Inside the Jaguar Eyna watched it go. She was sitting in the passenger seat alongside Martin. Danny and Huckle were in the back. ‘Now,’ she said, and throwing open the door she waved to the people in the car parked behind her. Immediately all the doors of the two cars opened and the eight other PUMA members, plus Huckle, followed her. Had anybody been watching they would have seen nine people carrying guns and sports bags, and one unarmed man, climb from the cars, run across the open concourse area to the shelter of the Euston Tower building and then begin a stealthy and speedy advance along the eastern wall of the tower block. Within a few seconds they were all at the back exit of the building.
‘Martin and Jenny stay here. Cut off anyone who tries to get out this way.’ Eyna’s tone was brusque. The two dropped behind and took up positions on either side of the door, their bodies pressed flat against the walls. The rest of the group moved forward. Until this moment there had been no indication of what action PUMA were going to take. Now that he could see the target Huckle could scarcely believe the audacity of the group. Whatever they intended could hardly end in anything but disaster. And yet sliding along the wall with them he felt a tremor of the excitement they must all be feeling. He was not a part of them, he was a captive, and yet when Kate stumbled in front of him he found himself putting an arm out to stop her from falling over her own gun. Behind him Dave, possibly misunderstanding his motives, cursed a command to behave himself.

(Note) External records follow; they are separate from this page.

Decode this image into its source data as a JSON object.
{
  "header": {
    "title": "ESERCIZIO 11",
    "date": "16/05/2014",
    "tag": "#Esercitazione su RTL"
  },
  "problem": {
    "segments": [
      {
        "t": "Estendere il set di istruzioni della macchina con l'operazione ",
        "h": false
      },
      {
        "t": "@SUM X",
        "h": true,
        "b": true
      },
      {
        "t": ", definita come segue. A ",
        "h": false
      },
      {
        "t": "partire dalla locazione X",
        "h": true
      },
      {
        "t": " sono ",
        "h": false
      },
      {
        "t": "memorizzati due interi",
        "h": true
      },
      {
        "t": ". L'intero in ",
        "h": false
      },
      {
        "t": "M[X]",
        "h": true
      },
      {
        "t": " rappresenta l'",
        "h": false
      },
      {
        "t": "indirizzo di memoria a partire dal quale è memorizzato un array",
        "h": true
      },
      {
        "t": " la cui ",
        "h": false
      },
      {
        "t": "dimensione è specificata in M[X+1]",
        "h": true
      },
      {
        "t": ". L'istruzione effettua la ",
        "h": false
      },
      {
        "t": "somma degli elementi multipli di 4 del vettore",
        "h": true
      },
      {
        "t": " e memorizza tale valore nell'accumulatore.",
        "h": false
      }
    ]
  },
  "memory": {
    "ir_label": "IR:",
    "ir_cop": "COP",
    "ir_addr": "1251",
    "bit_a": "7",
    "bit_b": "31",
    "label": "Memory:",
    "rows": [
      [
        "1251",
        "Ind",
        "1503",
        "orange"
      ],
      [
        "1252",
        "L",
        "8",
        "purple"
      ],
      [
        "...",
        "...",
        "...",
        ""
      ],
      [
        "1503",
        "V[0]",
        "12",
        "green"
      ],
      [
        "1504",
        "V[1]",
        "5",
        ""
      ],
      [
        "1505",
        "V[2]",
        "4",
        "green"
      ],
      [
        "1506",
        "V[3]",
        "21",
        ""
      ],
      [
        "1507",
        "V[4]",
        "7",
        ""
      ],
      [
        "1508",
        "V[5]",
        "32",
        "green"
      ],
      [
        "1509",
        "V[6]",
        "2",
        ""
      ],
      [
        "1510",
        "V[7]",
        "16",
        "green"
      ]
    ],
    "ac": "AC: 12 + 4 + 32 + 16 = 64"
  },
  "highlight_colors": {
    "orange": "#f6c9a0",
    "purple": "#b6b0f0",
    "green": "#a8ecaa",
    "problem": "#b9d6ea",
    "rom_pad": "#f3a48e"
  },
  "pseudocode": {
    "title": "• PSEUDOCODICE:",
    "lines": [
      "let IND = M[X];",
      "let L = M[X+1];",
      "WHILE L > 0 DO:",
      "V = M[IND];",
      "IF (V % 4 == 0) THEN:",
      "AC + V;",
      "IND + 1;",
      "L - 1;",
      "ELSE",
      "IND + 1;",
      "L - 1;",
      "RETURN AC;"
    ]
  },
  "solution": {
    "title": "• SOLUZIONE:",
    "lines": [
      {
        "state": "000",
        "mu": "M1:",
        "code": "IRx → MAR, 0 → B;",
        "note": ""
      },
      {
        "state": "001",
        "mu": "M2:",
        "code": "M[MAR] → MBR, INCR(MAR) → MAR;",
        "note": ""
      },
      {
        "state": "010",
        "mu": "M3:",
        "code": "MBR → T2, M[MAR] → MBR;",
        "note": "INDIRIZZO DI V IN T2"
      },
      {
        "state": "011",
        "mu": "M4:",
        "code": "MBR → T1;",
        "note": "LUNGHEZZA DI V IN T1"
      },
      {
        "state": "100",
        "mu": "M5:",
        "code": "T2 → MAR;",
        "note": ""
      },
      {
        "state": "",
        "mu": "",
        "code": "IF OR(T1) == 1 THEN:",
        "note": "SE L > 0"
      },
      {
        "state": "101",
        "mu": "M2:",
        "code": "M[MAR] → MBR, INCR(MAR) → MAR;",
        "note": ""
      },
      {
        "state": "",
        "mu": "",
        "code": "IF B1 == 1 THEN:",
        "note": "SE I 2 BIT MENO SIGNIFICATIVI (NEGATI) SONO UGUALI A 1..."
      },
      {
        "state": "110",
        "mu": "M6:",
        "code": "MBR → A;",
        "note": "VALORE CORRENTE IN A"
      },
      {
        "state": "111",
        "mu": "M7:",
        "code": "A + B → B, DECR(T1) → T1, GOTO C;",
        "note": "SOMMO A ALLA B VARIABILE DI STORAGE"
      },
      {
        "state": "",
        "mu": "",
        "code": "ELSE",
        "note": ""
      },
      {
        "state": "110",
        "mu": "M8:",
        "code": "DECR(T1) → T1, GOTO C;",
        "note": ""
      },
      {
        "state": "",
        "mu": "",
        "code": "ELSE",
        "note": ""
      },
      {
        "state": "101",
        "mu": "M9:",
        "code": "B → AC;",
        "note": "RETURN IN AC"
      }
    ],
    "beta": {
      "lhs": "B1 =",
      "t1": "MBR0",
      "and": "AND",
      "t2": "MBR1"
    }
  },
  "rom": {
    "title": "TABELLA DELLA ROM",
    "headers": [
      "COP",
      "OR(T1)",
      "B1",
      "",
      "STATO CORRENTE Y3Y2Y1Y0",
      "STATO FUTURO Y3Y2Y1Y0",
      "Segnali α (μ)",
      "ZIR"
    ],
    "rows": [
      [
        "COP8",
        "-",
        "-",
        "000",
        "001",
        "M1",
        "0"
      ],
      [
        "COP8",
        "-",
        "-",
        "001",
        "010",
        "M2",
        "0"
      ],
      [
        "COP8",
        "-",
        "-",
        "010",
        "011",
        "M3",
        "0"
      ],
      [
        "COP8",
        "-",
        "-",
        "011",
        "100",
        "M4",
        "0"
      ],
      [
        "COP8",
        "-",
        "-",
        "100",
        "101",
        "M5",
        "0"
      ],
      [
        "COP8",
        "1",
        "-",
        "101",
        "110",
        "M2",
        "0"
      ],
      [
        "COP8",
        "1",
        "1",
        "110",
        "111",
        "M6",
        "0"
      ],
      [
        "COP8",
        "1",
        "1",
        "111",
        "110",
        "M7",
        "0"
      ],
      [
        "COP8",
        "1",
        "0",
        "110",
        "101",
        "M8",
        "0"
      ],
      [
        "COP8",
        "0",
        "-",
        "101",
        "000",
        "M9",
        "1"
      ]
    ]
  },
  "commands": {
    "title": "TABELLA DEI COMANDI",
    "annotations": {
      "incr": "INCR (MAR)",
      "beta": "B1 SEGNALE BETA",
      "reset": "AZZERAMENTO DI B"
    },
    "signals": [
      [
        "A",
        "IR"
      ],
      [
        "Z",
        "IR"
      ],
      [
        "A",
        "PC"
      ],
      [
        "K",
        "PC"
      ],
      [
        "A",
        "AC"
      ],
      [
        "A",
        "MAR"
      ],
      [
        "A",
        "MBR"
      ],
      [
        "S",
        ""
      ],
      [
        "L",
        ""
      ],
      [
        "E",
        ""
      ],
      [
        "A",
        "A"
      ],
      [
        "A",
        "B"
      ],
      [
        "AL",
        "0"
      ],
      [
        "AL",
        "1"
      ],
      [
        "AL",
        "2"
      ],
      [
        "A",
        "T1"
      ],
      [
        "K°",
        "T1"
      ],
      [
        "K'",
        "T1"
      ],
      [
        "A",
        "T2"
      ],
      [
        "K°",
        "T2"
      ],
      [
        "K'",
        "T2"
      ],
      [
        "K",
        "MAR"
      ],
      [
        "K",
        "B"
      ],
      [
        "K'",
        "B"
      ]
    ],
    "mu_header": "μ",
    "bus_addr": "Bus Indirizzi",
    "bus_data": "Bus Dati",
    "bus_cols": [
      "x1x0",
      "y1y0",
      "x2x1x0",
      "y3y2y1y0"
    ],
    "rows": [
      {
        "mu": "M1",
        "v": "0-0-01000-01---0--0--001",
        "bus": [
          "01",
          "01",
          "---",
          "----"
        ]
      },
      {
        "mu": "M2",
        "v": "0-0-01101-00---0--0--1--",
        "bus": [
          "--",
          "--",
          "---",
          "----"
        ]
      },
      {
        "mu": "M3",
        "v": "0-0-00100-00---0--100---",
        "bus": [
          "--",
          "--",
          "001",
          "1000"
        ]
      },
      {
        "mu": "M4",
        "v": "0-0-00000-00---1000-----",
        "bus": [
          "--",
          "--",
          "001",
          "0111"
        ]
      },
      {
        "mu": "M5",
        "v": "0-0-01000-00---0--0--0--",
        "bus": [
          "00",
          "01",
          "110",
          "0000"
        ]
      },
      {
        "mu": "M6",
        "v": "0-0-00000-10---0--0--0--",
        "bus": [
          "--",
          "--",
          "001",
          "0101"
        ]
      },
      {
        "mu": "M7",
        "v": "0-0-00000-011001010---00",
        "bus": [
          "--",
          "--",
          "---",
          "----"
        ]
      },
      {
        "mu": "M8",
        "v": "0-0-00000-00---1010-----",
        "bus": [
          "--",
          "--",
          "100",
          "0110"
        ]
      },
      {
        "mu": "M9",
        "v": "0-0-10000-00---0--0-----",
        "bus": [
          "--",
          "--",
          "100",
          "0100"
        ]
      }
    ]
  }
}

Reaching the end of the block Eyna put an arm up to stop the group, and peered around the corner to look up Marylebone Road and past the front entrance of Capital Radio. The road and surrounding area was still clear. Together the group rounded the edge of the building. Then, leaving her machine-gun propped against the wall in the care of Michael Hickmore, Eyna stepped confidently and carelessly forward right in front of the glass doorways of the Capital Radio foyer and tried to push open the door.